In bid to save proxy forces in Syria, US discusses pact with Russia

United States Secretary of State John Kerry met with Russian President Vladimir Putin and Foreign Minister Sergei Lavrov in Moscow Thursday evening for discussions over a US-Russian military pact in relation to Syria. The pact had been proposed by the Obama administration in early July.

The Obama administration is, in words at least, holding out the offer of a common front against the Islamic State in Iraq and Syria (ISIS) and the Al Nusra Front, Al Qaeda’s Syrian affiliate. The White House proposal includes the establishment of a joint US-Russian command center, located in the US-allied Kingdom of Jordan, which would run “integrated operations,” supposedly coordinating military and intelligence operations in Syria.

Since Russia launched its bombing campaign in Syria in September 2015, Washington has accused it of focusing on the so-called moderate opposition, elements armed and funded by the CIA and US regional allies, who are in most cases in alliance with the Syrian Al Qaeda affiliate and encamped directly alongside it. Moscow’s repeated requests for the Pentagon to provide coordinates for the so-called moderates, so that it could avoid striking them, have until now invariably been rejected. In exchange for the proposed American collaboration, Russia would scale back its bombing campaign, insist that Assad end most operations by the Syrian Air Force and accept a military cooperation agreement that would give Washington some degree of control over the targeting of Russian strikes.

In comments to media, the two, Kerry and the Russian president, issued dubious assurances that an agreement, in some form, was at hand. Putin expressed “hope” that “progress” and “possible headway” would emerge from the talks.

“Hopefully, we’ll be able to make some genuine progress that is measurable and implementable and that can make a difference in the course of events in Syria,” Secretary Kerry said.

Whatever promises are made by the White House, it is impossible to believe that the US will engage in a serious joint bombardment with Russia against Al Nusra. Such a campaign would devastate the leading anti-Assad formation, closing the book on the insurgency fomented against Damascus by Washington.

According to Faisal Itani of the Atlantic Council, “combined attacks against Nusra would effectively end the Syrian opposition, cementing Mr. Assad’s grip on power.”

The Nusra group has functioned as an instrument of the US war plan since the beginning of the imperialist-orchestrated insurgency in 2011. Al Nusra has emerged as “one of the most effective anti-Assad forces,” and the proposed deal would “bring American firepower to bear against the strongest anti-Assad military force and a sometime partner of Washington’s allies,” the New York Times reported on Friday.

The White House proposals represent a tactical maneuver, aimed at salvaging the remnants of the anti-Assad forces, the backbone of which is composed of ISIS and the Al Qaeda-linked Nusra fighters.

Nonetheless, the fact that the Obama administration has offered such a deal is significant in itself, powerfully underscoring the disastrous position of the American-backed forces on the ground.

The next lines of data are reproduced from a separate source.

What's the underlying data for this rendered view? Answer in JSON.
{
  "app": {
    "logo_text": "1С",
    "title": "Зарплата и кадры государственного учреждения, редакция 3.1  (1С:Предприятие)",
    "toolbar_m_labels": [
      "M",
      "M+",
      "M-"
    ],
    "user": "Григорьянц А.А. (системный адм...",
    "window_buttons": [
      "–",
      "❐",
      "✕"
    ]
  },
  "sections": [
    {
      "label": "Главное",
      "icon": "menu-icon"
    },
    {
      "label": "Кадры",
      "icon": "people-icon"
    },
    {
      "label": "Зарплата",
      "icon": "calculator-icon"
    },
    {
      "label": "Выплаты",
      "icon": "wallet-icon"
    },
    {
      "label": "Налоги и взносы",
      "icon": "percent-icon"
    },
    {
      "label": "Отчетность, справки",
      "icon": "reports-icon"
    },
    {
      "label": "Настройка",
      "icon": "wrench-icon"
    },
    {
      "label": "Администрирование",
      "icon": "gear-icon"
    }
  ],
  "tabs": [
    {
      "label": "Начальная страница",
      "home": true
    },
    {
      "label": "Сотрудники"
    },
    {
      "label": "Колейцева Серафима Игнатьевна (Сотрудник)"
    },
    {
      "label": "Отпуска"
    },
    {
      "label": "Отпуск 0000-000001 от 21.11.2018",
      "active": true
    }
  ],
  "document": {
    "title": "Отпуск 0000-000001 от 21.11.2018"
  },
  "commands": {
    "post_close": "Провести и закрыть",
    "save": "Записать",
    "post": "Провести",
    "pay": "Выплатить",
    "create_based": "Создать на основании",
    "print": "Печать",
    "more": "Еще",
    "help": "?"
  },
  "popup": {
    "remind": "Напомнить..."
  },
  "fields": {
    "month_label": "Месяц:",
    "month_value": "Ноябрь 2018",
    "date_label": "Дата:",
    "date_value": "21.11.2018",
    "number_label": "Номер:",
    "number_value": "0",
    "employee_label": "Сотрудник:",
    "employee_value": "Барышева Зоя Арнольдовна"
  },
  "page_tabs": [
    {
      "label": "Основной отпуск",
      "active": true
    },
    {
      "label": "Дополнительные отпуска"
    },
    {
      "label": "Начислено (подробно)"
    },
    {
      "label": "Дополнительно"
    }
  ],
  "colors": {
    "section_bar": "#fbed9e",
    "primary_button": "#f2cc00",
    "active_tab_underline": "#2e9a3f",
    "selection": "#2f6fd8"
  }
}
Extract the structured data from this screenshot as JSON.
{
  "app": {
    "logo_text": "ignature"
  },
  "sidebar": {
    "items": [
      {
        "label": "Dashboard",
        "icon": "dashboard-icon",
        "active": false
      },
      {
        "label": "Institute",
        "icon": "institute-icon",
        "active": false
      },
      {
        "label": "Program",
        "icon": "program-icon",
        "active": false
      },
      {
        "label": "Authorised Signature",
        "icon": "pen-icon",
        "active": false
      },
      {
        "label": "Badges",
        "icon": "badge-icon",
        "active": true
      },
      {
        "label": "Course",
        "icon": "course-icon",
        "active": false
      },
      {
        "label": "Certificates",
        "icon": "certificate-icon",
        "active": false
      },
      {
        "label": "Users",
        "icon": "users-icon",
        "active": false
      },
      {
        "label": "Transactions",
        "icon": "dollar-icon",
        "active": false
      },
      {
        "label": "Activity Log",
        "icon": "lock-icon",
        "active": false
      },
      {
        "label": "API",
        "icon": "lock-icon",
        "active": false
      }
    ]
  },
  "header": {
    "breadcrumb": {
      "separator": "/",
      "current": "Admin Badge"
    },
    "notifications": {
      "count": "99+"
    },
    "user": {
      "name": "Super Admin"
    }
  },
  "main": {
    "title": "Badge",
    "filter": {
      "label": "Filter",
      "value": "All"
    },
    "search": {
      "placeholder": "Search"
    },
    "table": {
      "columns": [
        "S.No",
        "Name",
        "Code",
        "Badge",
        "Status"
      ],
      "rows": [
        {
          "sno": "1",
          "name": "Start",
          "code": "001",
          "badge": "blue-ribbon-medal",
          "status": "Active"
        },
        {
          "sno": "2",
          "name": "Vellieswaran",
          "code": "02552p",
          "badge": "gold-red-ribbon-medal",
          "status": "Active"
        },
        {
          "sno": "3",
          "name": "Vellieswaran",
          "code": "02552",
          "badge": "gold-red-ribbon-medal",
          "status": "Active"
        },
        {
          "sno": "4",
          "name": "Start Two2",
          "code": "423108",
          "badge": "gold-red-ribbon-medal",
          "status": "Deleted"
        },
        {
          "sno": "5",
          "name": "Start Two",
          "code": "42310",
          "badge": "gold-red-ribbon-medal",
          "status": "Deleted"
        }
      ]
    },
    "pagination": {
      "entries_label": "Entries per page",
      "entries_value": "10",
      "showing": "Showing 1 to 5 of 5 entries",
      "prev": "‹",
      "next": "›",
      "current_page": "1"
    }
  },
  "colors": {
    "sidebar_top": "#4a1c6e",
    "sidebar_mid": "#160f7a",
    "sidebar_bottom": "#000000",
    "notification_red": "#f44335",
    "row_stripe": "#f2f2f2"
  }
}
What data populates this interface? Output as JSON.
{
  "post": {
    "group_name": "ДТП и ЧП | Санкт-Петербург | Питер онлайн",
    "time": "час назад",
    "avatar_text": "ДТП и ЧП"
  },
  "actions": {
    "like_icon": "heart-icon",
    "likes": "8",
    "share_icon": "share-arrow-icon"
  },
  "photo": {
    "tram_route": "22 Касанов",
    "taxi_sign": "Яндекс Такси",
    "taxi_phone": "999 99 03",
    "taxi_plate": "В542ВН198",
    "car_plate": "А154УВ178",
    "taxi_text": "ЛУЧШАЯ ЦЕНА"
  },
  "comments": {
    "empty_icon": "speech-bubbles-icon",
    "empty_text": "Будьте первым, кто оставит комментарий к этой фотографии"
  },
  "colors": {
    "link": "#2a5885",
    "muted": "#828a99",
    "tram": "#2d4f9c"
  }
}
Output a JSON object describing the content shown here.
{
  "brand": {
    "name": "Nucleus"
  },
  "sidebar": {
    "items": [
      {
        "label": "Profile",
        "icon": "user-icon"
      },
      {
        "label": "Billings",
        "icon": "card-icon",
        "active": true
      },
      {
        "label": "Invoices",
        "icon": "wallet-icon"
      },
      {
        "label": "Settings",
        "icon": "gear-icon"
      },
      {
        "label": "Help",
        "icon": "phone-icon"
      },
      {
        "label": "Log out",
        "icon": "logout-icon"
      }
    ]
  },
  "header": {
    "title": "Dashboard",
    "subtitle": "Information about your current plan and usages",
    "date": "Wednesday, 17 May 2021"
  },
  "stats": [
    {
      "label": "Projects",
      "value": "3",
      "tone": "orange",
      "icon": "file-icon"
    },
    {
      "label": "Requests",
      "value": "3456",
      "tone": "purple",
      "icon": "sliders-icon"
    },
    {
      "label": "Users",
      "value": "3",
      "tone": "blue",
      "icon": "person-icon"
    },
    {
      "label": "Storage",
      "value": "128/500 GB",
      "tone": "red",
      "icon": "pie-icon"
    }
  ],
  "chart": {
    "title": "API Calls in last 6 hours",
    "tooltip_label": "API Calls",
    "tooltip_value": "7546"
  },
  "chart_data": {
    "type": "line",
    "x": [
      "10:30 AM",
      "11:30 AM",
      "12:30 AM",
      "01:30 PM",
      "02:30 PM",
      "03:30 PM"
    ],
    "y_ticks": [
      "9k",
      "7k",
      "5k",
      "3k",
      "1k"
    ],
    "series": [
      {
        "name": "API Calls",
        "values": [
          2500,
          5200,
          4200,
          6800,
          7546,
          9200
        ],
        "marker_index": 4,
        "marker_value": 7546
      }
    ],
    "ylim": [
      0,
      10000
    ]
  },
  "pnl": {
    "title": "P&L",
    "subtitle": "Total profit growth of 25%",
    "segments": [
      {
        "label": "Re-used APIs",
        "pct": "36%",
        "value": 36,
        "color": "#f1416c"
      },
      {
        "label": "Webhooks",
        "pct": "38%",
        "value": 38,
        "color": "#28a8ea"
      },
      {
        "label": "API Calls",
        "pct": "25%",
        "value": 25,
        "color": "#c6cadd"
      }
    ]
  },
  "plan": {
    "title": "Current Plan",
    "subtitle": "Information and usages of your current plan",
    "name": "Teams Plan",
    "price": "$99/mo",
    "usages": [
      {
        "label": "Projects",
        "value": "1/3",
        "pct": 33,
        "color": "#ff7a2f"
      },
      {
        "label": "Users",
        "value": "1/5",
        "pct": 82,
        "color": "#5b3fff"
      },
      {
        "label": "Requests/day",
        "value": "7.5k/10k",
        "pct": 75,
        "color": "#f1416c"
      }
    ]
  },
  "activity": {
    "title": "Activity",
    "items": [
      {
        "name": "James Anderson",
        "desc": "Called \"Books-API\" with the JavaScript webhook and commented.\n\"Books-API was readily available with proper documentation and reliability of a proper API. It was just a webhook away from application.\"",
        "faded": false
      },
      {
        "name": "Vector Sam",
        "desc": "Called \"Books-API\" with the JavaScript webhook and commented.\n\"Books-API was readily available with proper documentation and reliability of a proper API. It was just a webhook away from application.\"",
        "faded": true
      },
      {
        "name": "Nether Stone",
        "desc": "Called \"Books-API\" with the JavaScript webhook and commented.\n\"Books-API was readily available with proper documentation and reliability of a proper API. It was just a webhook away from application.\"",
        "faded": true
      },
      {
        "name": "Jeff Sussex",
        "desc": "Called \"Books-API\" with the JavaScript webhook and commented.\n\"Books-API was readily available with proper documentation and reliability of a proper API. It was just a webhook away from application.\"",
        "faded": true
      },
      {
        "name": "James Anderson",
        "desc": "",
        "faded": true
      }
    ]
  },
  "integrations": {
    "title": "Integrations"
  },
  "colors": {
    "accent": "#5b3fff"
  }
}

The Russian-backed Syrian military is tightening the noose around the American-backed opposition forces, and Syrian Army units are encircling opposition militias inside the key city of Aleppo, trapping hundreds of thousands of civilians in the process.

A US-Russian coordination pact would enable Washington to manage and constrain the Russian air campaign, in a last-ditch effort to preserve some portion of the opposition until after the upcoming 2016 US elections. Once the political hurdle of the election has passed, a newly installed presidential administration will have a free hand to escalate the war, renewing the push against Damascus through fresh deployments of US ground troops and an intensified air campaign.

Whatever the twists and turns in its short-term policy, the American ruling class will never willingly accept the re-stabilization of the Assad government, or indeed the consolidation of any Russian-aligned regime in Damascus, which Washington views as an obstacle to US hegemony in the Middle East.

Factions of the US elite clearly remain committed to the violent overthrow of Assad, and deeply hostile to any compromise with the Putin government. As the Times noted Friday, the Obama plan “has generated deep unease at the Pentagon and in some quarters of the State Department.”